I like to cast my vision outward on the worlds of politics, media, popular culture, and religion. That’s more interesting to me than gazing inward and summarizing the findings in cyberspace. (Not that there aren’t bloggers who may do this well). But attempts at cultural criticism, not self-inspection reports, are a favor to my readers, I’m sure. They’re also safer: the cool, critical observer pronouncing with relative dispassion on Glenn Beck this and Hollywood that.

But I’ve been challenged in recent days by some struggles and difficulties. I’m not going to disclose them here (still won’t blog about my personal life). But I’ve noticed some things that seem worth sharing.

I tend to retreat in the midst of difficulty–to close in on myself, shut others out. I’m fearful and pessimistic, anxious and irritable. I don’t do the things I’ve recommended to friends in similar situations. I obsess. I end up exhausted.

Prayer is difficult for me and always has been. Just today I read a piece in the latest issue of The Christian Century that begins with words I could have written:

I have never felt comfortable praying. I almost feel that I should put the word in quotes, as I’m never quite sure that what I do deserves the name.

Lately — but before this week from hell — I’ve been trying to pray simple prayers of gratitude; to practice thankfulness in small breath prayers whispered throughout the day. Part of me resists even this: it seems a little cheesy; it smacks of the kind of “power of positive thinking” that I dislike intensely (and that I’ve blogged about in the past).

But the command (or is it an invitation?) to “give thanks in all things” is scriptural and I spend a good deal of time talking and writing (as much for myself as for others) about the need to take the Bible seriously.

So I’ve been trying to give thanks in all things.
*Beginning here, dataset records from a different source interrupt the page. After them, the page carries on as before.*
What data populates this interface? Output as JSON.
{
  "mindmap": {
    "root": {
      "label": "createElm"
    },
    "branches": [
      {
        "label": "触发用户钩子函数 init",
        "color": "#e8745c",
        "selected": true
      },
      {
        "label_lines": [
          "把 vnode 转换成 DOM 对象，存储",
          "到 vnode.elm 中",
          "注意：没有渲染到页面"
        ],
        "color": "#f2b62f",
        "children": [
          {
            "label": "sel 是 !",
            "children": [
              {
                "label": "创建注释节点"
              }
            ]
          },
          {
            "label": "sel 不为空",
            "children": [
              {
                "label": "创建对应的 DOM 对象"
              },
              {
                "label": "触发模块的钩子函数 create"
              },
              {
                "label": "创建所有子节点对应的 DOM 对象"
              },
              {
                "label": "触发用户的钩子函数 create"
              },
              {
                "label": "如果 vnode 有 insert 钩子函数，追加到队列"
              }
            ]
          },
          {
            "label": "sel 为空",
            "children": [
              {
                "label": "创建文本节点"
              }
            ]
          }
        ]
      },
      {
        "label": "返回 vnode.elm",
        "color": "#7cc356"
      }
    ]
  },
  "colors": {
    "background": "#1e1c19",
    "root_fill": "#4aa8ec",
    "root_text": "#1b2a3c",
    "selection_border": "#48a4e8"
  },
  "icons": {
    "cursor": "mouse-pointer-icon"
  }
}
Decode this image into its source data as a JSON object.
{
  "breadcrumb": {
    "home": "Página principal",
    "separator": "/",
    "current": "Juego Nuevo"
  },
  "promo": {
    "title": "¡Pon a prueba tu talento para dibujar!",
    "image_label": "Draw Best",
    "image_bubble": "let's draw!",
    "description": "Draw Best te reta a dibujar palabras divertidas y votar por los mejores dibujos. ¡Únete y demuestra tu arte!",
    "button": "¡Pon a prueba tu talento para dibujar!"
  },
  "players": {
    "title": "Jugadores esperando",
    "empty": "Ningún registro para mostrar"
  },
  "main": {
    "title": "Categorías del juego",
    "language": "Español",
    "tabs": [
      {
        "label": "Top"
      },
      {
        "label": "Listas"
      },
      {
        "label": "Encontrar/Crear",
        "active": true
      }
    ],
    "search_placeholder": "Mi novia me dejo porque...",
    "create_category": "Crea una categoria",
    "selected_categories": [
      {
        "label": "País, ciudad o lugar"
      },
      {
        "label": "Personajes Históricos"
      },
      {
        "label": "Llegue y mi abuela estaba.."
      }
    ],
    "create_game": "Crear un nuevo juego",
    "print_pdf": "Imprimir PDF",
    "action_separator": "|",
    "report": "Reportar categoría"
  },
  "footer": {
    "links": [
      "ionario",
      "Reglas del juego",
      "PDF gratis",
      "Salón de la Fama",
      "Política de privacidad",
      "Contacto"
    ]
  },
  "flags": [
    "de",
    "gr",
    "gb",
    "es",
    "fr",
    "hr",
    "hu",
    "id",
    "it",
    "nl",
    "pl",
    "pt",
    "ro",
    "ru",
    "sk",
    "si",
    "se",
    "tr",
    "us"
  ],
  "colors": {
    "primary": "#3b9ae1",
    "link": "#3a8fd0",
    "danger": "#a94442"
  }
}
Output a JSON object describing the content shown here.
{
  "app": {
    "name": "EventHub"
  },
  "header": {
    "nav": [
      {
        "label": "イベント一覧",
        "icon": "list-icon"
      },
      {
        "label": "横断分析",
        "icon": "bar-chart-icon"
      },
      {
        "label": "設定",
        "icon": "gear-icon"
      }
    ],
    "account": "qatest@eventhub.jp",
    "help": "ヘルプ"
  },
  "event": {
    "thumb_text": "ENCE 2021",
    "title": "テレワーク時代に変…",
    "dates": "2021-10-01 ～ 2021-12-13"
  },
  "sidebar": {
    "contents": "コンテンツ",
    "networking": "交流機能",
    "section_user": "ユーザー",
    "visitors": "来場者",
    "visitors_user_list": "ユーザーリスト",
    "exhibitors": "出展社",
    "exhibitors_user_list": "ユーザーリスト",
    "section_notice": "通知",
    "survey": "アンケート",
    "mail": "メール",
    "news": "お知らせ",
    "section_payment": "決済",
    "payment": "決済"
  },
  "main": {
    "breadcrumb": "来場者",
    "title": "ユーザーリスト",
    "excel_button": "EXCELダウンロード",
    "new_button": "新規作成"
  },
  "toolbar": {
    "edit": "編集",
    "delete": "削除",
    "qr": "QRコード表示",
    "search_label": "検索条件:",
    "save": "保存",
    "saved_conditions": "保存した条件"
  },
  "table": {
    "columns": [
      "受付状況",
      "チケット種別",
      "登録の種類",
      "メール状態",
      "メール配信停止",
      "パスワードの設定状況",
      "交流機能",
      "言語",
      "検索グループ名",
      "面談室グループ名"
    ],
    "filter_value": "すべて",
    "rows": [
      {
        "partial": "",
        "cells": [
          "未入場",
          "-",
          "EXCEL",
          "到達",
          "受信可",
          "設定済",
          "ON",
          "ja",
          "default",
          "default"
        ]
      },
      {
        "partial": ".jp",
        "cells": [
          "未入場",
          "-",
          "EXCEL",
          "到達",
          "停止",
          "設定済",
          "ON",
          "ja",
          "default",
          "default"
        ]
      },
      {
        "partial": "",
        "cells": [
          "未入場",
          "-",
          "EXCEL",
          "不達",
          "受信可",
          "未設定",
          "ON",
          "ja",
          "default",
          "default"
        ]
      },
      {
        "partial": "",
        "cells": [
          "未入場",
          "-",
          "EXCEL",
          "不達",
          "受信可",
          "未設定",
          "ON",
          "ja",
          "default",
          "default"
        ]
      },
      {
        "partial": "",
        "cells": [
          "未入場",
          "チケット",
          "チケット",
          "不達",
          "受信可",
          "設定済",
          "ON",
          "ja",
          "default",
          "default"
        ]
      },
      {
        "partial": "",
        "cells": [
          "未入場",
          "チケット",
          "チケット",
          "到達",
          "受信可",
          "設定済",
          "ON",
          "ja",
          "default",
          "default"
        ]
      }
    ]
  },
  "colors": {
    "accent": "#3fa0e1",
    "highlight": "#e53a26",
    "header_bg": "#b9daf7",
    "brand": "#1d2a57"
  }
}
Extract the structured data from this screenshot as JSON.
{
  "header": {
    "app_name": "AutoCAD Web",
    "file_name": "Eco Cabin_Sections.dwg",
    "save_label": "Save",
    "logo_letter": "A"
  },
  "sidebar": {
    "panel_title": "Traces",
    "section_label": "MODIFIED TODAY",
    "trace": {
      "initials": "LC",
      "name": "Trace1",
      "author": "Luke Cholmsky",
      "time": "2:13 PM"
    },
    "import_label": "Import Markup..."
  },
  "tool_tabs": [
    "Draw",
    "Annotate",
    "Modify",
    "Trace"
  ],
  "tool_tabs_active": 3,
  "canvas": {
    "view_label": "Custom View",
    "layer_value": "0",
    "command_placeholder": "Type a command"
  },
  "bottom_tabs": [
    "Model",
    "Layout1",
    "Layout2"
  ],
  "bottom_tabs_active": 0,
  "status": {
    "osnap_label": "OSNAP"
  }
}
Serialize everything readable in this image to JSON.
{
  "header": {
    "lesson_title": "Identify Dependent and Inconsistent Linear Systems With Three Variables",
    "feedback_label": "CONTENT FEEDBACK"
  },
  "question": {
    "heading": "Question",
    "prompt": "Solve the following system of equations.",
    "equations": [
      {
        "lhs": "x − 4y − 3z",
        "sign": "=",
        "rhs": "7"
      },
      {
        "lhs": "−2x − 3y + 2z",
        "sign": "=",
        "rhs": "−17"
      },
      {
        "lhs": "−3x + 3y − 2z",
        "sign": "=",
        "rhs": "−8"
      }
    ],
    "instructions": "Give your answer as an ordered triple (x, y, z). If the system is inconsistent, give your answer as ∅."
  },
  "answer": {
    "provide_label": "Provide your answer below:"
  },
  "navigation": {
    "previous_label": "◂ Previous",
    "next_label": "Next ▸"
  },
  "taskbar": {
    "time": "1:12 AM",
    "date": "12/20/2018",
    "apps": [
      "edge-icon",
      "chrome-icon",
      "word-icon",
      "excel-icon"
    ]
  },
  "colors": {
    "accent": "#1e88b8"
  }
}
And what I think is that it doesn’t really matter so much whether I feel particularly thankful. I don’t feel the least bit thankful for what I’m dealing with right now. But when I try to pray a simple thanksgiving prayer I’m not sending signals to the universe about my current state of mind; rather, I’m trying to cultivate a habit, a way of being, that might sometime, over time — sooner rather than later, I hope — transform me into a person who can say those words with my lips and mean them with my whole self.